I pochi testi che trattano dell’argomento, però, ci tengono a precisare che gli internati avevano qualche possibilità di presentare ricorsi. In ogni distretto giudiziario, infatti, vennero istituite le Enemy Alien Hearing Boards, commissioni di riesame, composte da tre o più cittadini volontari. Purtroppo però, non si conosce nulla in merito al loro modus operandi, al numero di casi presi in esame o al grado di considerazione che le loro proposte ricevevano da parte del Ministro della Giustizia.
Nel 1942, alla vigilia delle elezioni congressuali, qualcosa sembrò cambiare a favore della comunità italiana, che iniziava a diventare sempre più influente negli ambienti politici a stelle e strisce. Grazie alle pressioni di leader italoamericani, infatti, il ministro della giustizia Biddle annunciò, nel giorno del Columbus Day, l’approvazione del provvedimento che aboliva la designazione automatica di “alien enemies” per gli italiani residenti negli Stati Uniti. Nonostante ciò, non tutti gli italoamericani vennero rilasciati ed anzi altri arresti si verificarono all’indomani del provvedimento, con buona pace degli antesignani di Rudolph Giuliani. L’etichetta di “stranieri nemici” rimase comunque fermamente incollata su tutti i giapponesi e i tedeschi non naturalizzati compresi, per ironia della sorte, molti rifugiati dalla Germania nazionalsocialista.
Di queste vicende, gli storici hanno iniziato, sul finire degli anni Settanta, ad occuparsene blandamente, ma le ricerche, viziate dalle logiche della guerra fredda, non sono mai state condotte con la profondità necessaria.

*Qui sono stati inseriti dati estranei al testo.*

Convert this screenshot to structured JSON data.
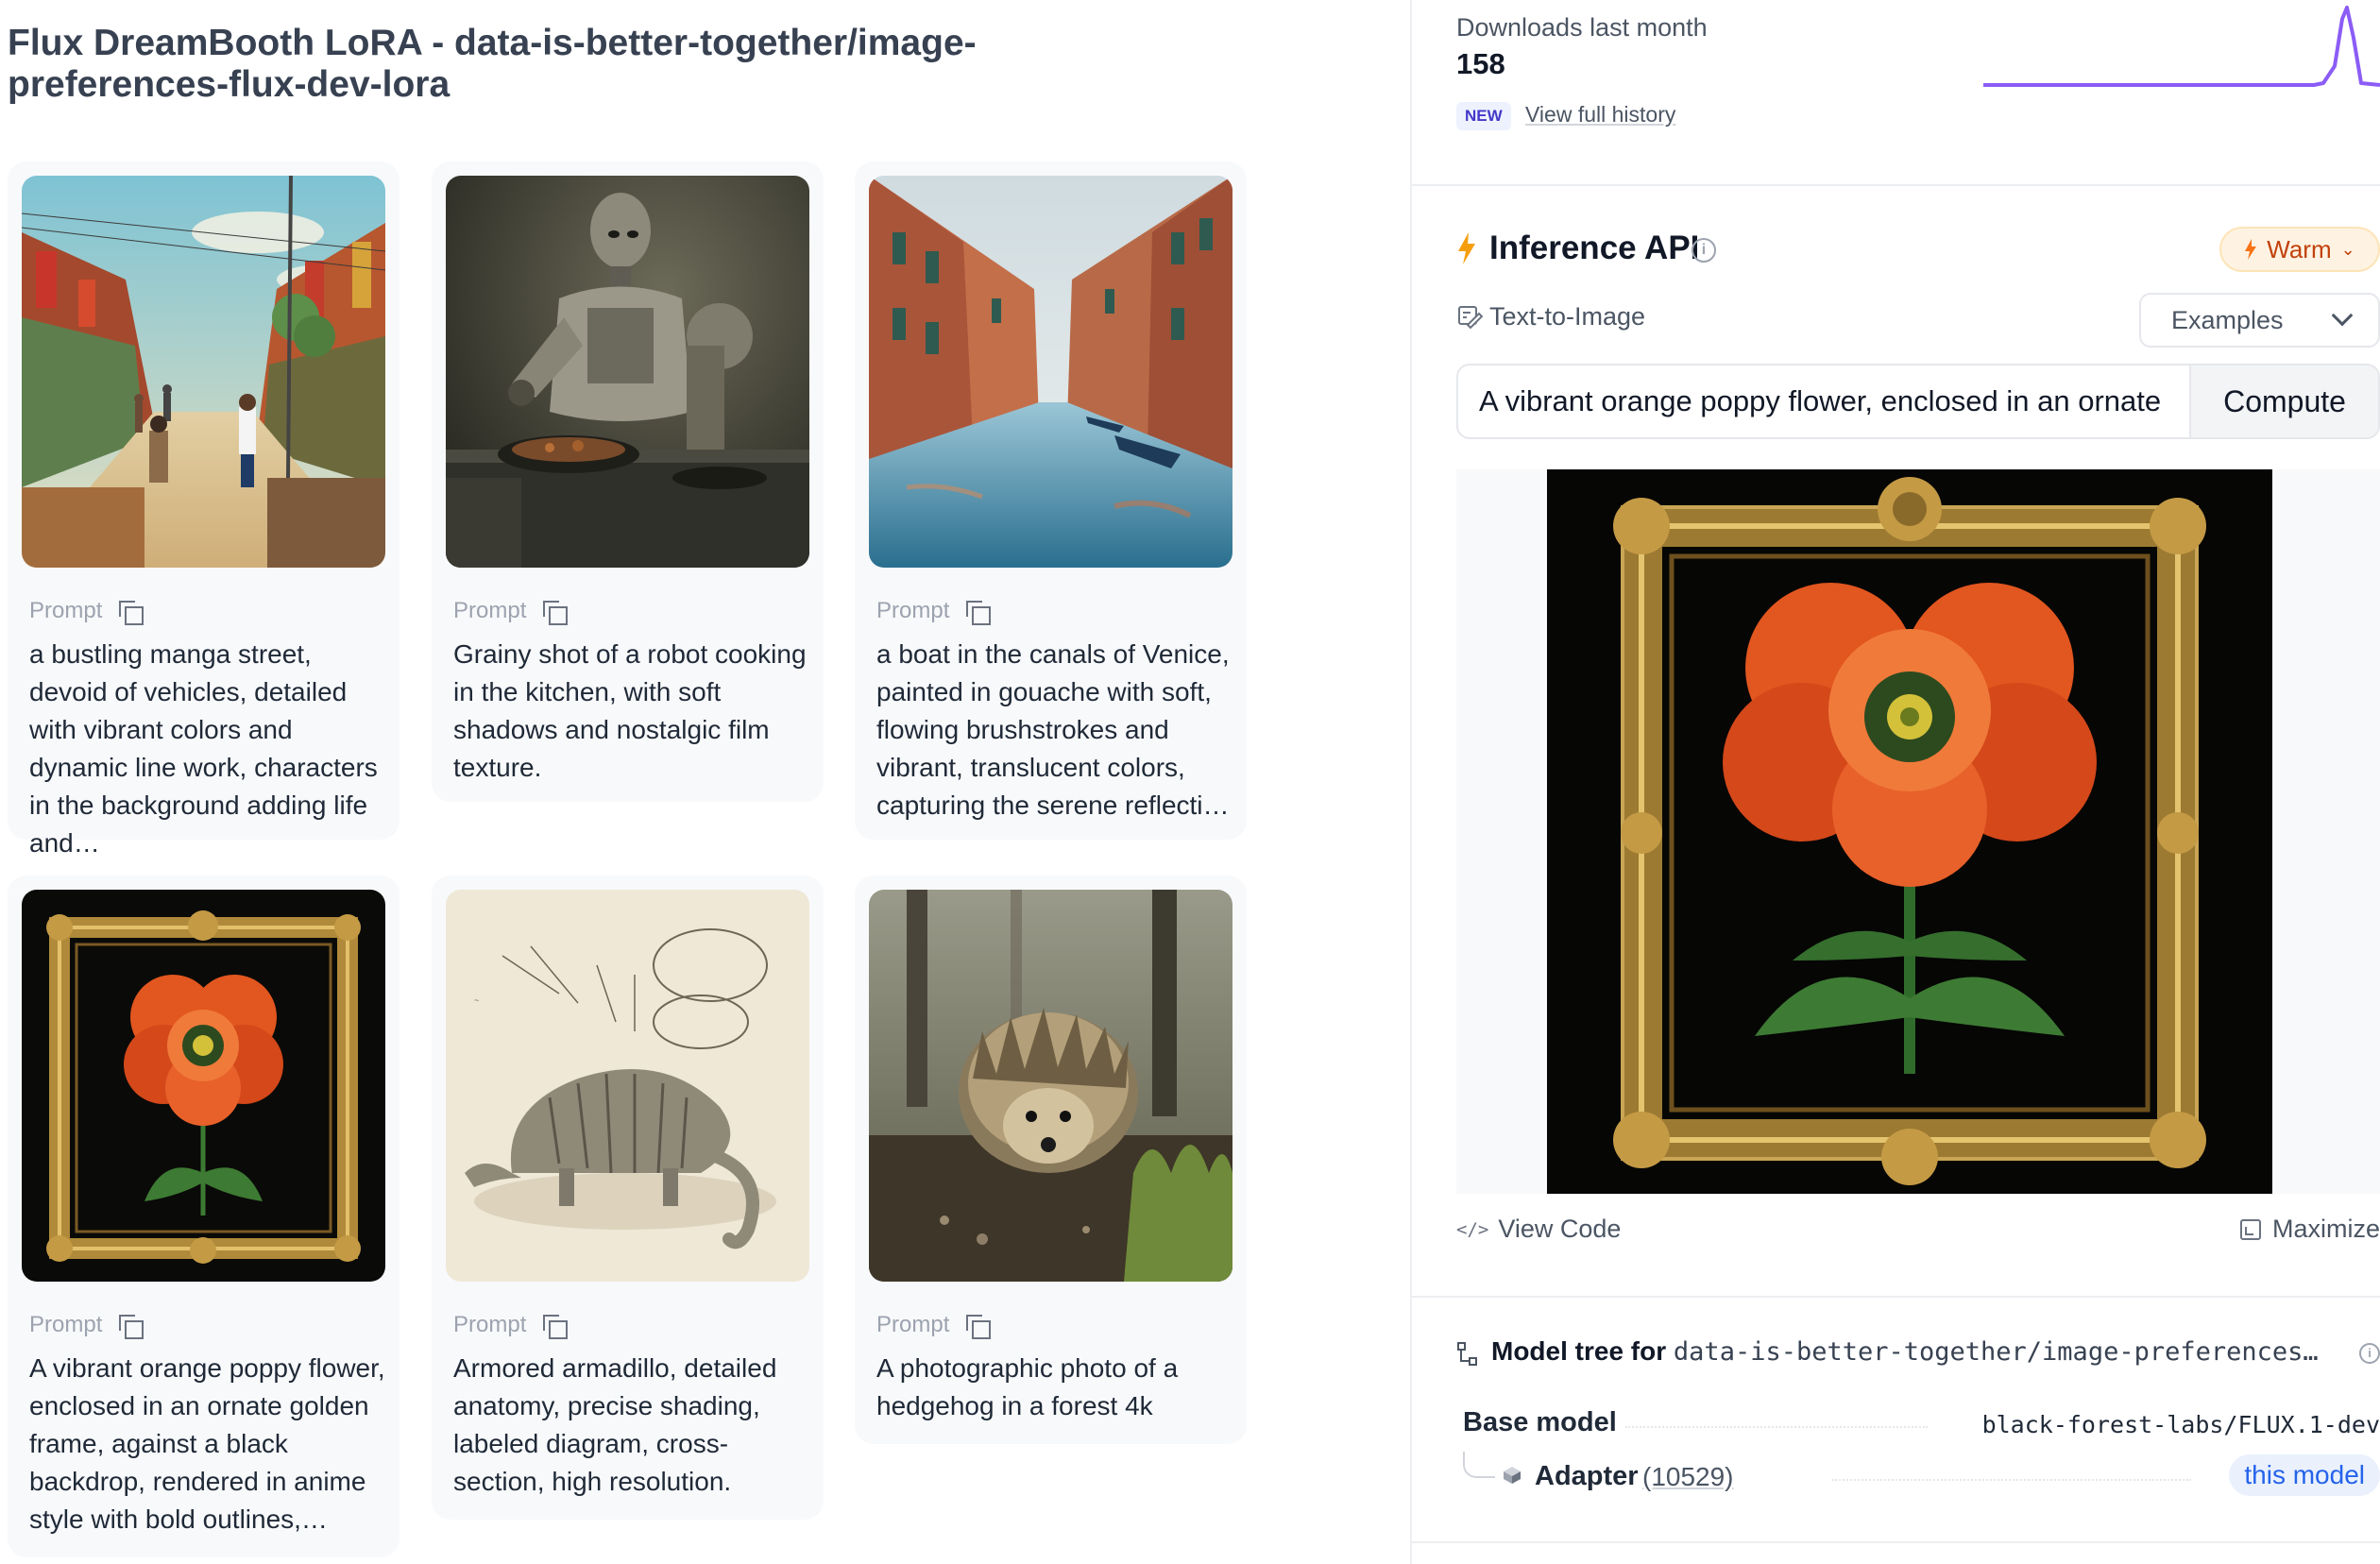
{
  "page": {
    "title": "Flux DreamBooth LoRA - data-is-better-together/image-preferences-flux-dev-lora"
  },
  "gallery": {
    "prompt_label": "Prompt",
    "cards": [
      {
        "prompt": "a bustling manga street, devoid of vehicles, detailed with vibrant colors and dynamic line work, characters in the background adding life and…"
      },
      {
        "prompt": "Grainy shot of a robot cooking in the kitchen, with soft shadows and nostalgic film texture."
      },
      {
        "prompt": "a boat in the canals of Venice, painted in gouache with soft, flowing brushstrokes and vibrant, translucent colors, capturing the serene reflecti…"
      },
      {
        "prompt": "A vibrant orange poppy flower, enclosed in an ornate golden frame, against a black backdrop, rendered in anime style with bold outlines,…"
      },
      {
        "prompt": "Armored armadillo, detailed anatomy, precise shading, labeled diagram, cross-section, high resolution."
      },
      {
        "prompt": "A photographic photo of a hedgehog in a forest 4k"
      }
    ]
  },
  "downloads": {
    "label": "Downloads last month",
    "count": "158",
    "badge": "NEW",
    "history_link": "View full history",
    "sparkline_color": "#8b5cf6"
  },
  "inference": {
    "title": "Inference API",
    "status": "Warm",
    "status_color": "#f97316",
    "task": "Text-to-Image",
    "examples_label": "Examples",
    "input_value": "A vibrant orange poppy flower, enclosed in an ornate golden frame, against a black backdrop",
    "compute_label": "Compute",
    "view_code_label": "View Code",
    "maximize_label": "Maximize"
  },
  "model_tree": {
    "title_prefix": "Model tree for",
    "repo": "data-is-better-together/image-preferences…",
    "base_label": "Base model",
    "base_value": "black-forest-labs/FLUX.1-dev",
    "adapter_label": "Adapter",
    "adapter_count": "(10529)",
    "this_model_label": "this model"
  },
  "icons": {
    "copy": "copy-icon",
    "info": "info-icon",
    "bolt": "lightning-bolt-icon",
    "text_to_image": "text-to-image-icon",
    "chevron": "chevron-down-icon",
    "code": "code-icon",
    "maximize": "maximize-icon",
    "tree": "model-tree-icon",
    "cube": "cube-icon"
  }
}
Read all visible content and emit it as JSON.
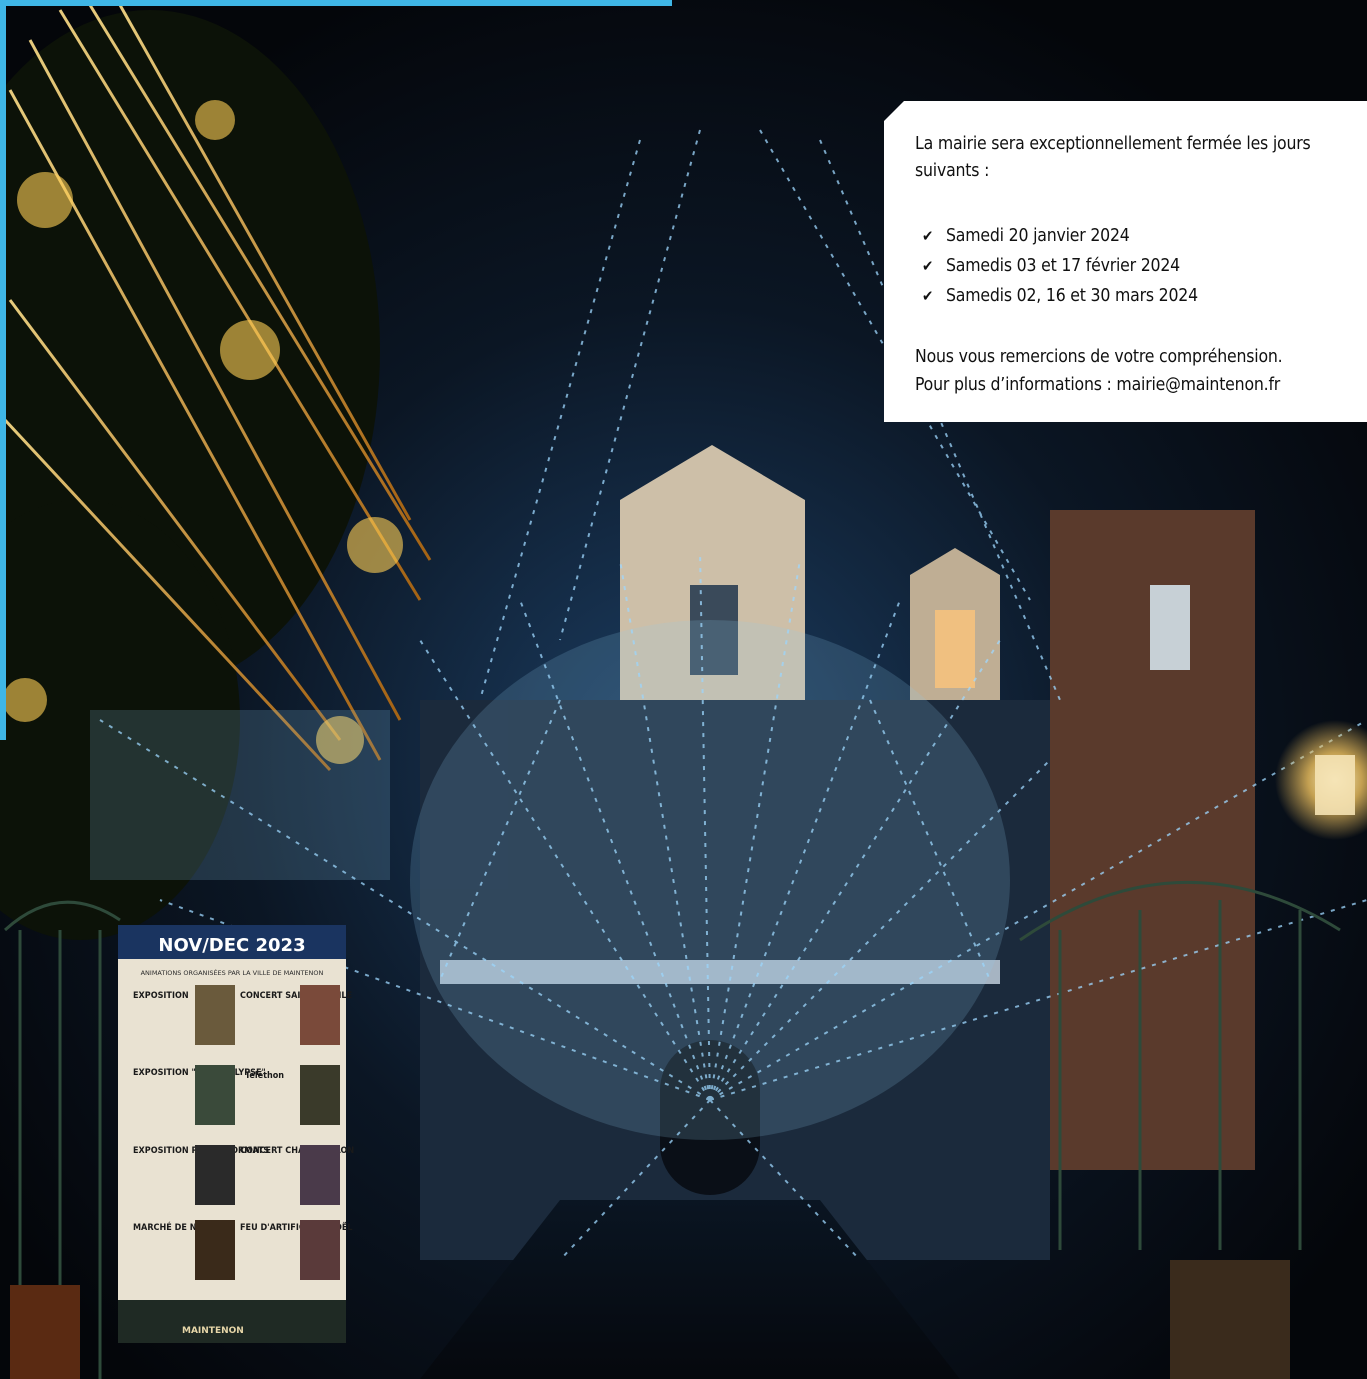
{
  "notice": {
    "intro": "La mairie sera exceptionnellement fermée les jours suivants :",
    "check_icon": "check-icon",
    "dates": [
      "Samedi 20 janvier 2024",
      "Samedis 03 et 17 février 2024",
      "Samedis 02, 16 et 30 mars 2024"
    ],
    "thanks": "Nous vous remercions de votre compréhension.",
    "contact": "Pour plus d’informations : mairie@maintenon.fr"
  },
  "poster": {
    "header": "NOV/DEC 2023",
    "subheader": "ANIMATIONS ORGANISÉES PAR LA VILLE DE MAINTENON",
    "events": [
      "EXPOSITION",
      "CONCERT SAINTE CECILE",
      "EXPOSITION \"L'APOCALYPSE\"",
      "Téléthon",
      "EXPOSITION PETITS FORMATS",
      "CONCERT CHANT/VIOLON",
      "MARCHÉ DE NOËL",
      "FEU D'ARTIFICE DE NOËL"
    ],
    "footer": "MAINTENON"
  },
  "colors": {
    "accent": "#3fb6e6",
    "sky": "#07090f",
    "lights_blue": "#9fd8ff",
    "lights_gold": "#ffc94a",
    "card": "#ffffff"
  }
}
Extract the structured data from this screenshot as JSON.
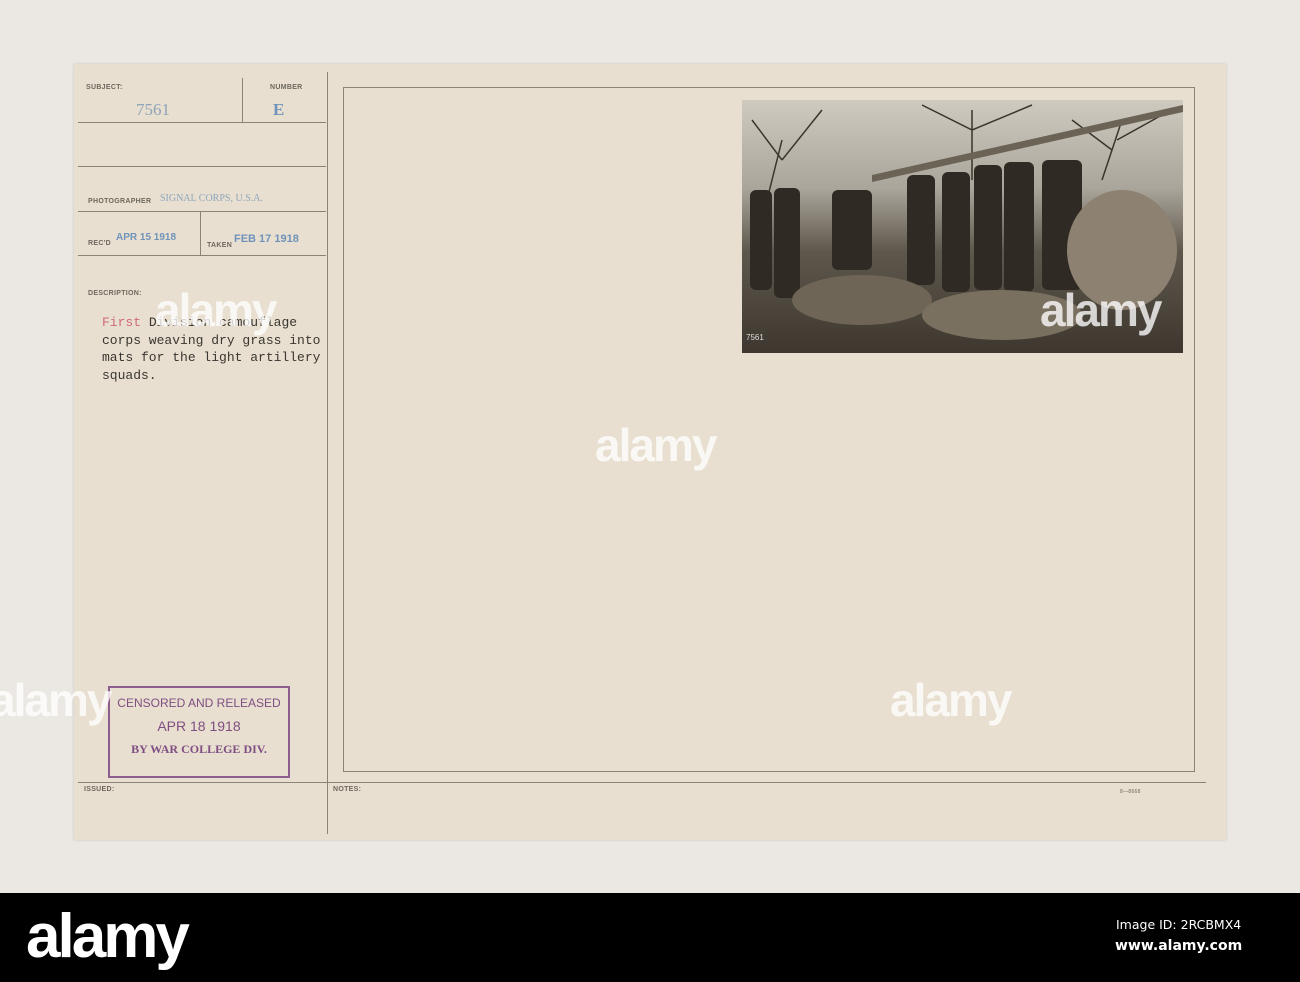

Molti anni sono passati dal crollo del muro di Berlino, e dal dissolvimento dell’URSS, eppure queste logiche non sembrano sparire, così come molti altri orpelli, residui inutili di quell’epoca, che ancora siamo costretti a sopportare. Finché la ricerca storica risulterà viziata da queste distorsioni, le vere attività di quei centri, pallidi antenati dell’odierna prigione di Guantanamo, non verranno allo scoperto, ed una nuova pagina riguardante i crimini di guerra dei vincitori resterà sottratta al libro della storia universale.